Esperava-se que as eleições na Tanzânia, realizadas na quarta-feira, 29 de Outubro, decorrem sem turbulências ou surpresas. Uma votação metodicamente travada pela chefe de Estado, Samia Suluhu Hassan, à frente do omnipotente partido presidencial, o Chama Cha Mapinduzi (CCM). Uma oposição ausente, ou quase.
Tundu Lissu, o líder do principal partido de protesto, Chadema, está preso e julgado por traição. Luhaga Mpina, candidato do único outro partido importante, ACT Wazalendo, foi excluído por razões processuais. A repressão, que tem sido cada vez mais forte há vários anos, intensificou-se recentemente, com ONG e a sociedade civil denunciando intimidações, raptos e desaparecimentos.

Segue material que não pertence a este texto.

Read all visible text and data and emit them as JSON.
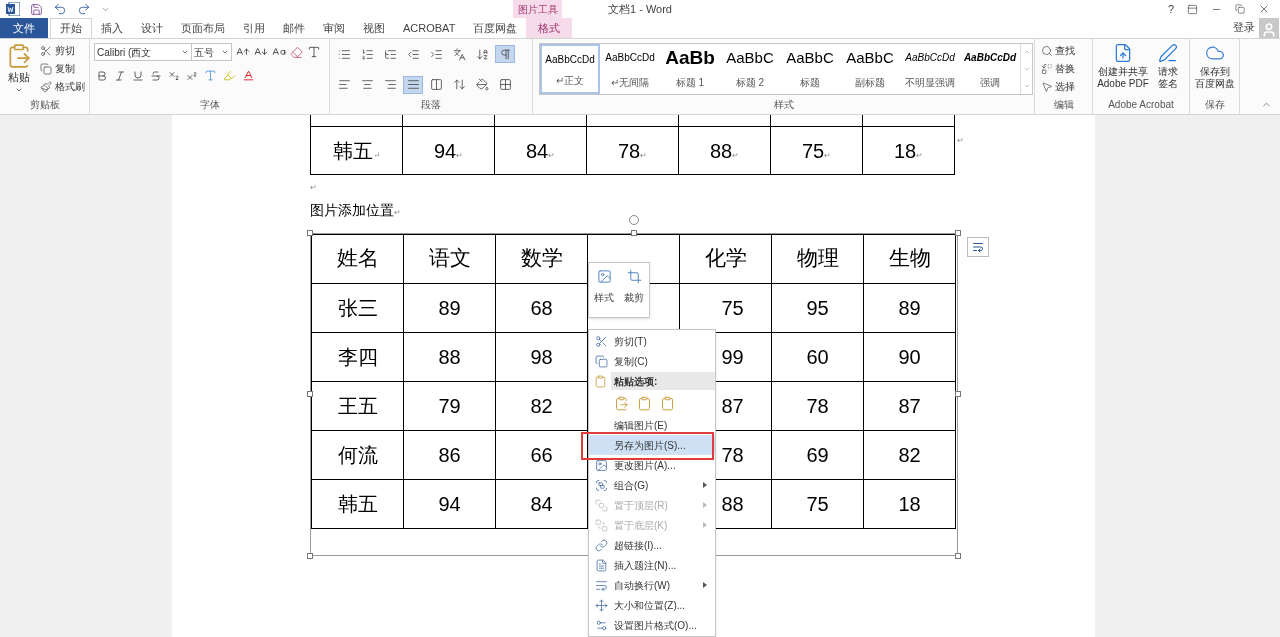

No início da votação, o exército posicionou tanques em redor de Dar es Salaam, a capital económica.
Mas todas estas precauções não foram suficientes para conter a ira de parte da população tanzaniana. Na quarta-feira, enquanto a votação ainda não estava concluída, eclodiram manifestações violentas na maior cidade, à beira do Oceano Índico. Centenas de pessoas, especialmente homens jovens, gritaram a sua oposição ao CCM, o grupo que governa a Tanzânia sem interrupção desde a independência em 1961.